The strategy is paying off for some. The Los Angeles Beverly Center mall, which sends buses to pick up Chinese families at the University of California at Los Angeles and the University of Southern California at the beginning of the year when parents drop off their children and at graduation.
“We aren’t just dabbling here,” said Susan Vance, the Beverly Center marketing and sponsorship director. The mall sponsors Chinese student groups with about 45,000 members in what she called one of its most successful marketing plans.
Chinese shoppers account for 31 percent of the $273 billion global personal-luxury goods market, according to Bain and Co., a global management consulting firm, and the United States is the biggest market outside of Asia.
As economic growth in China has slowed and as Beijing’s anti-corruption drive cuts into sales of high-end goods there, makers of luxury brands are trying to tap this key Chinese customer base when they reach U.S. shores.
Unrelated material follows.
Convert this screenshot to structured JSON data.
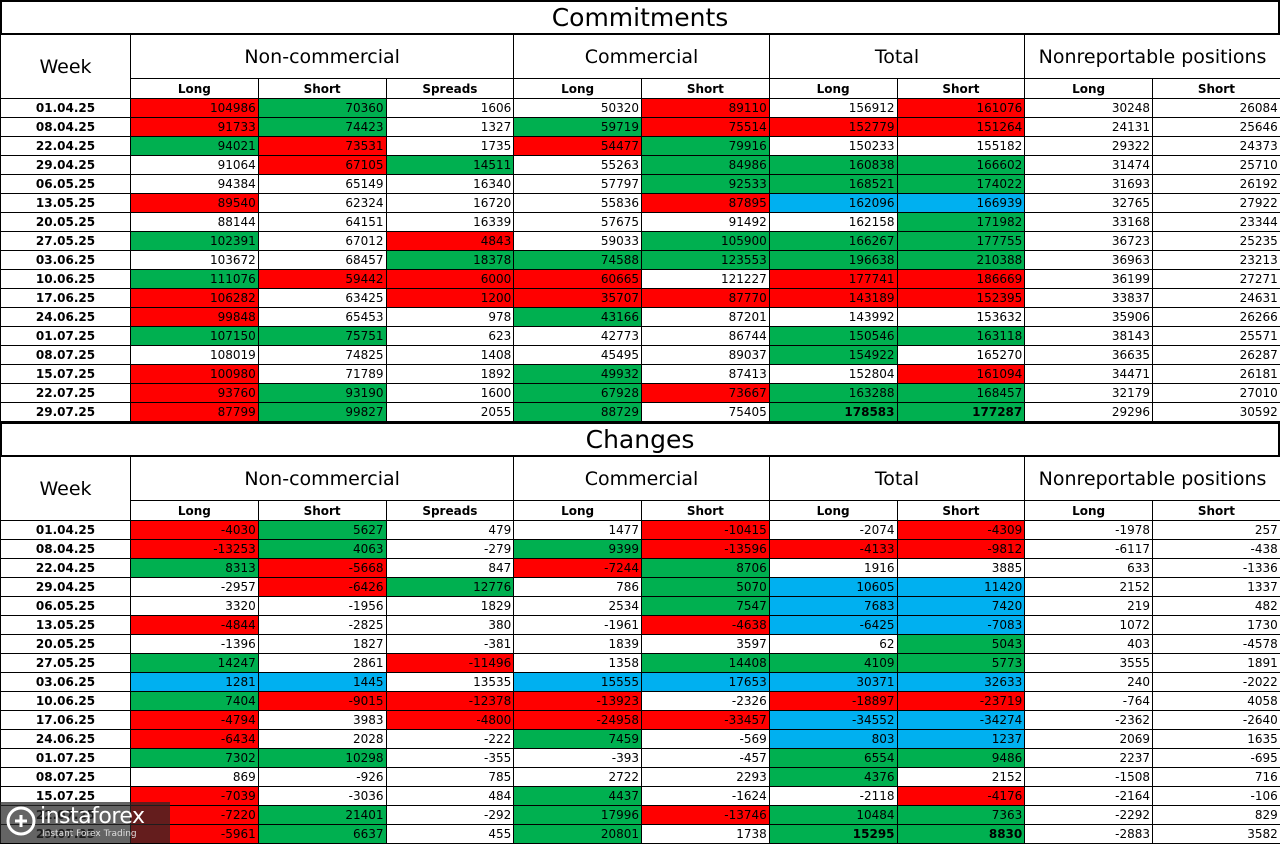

Students are snapping up Louis Vuitton and Gucci handbags, Tory Burch shoes, as well as fashions from Fendi, Alexander McQueen, Bottega Veneta, and Yves Saint Laurent, among others, according to recent interviews with student shoppers in New York.
It is not clear how much of overall luxury sales can be attributed to students. Some 29 percent of high net-worth parents in China choose U.S. institutions, according to the Hurun Report, which publishes an annual list of China's richest people.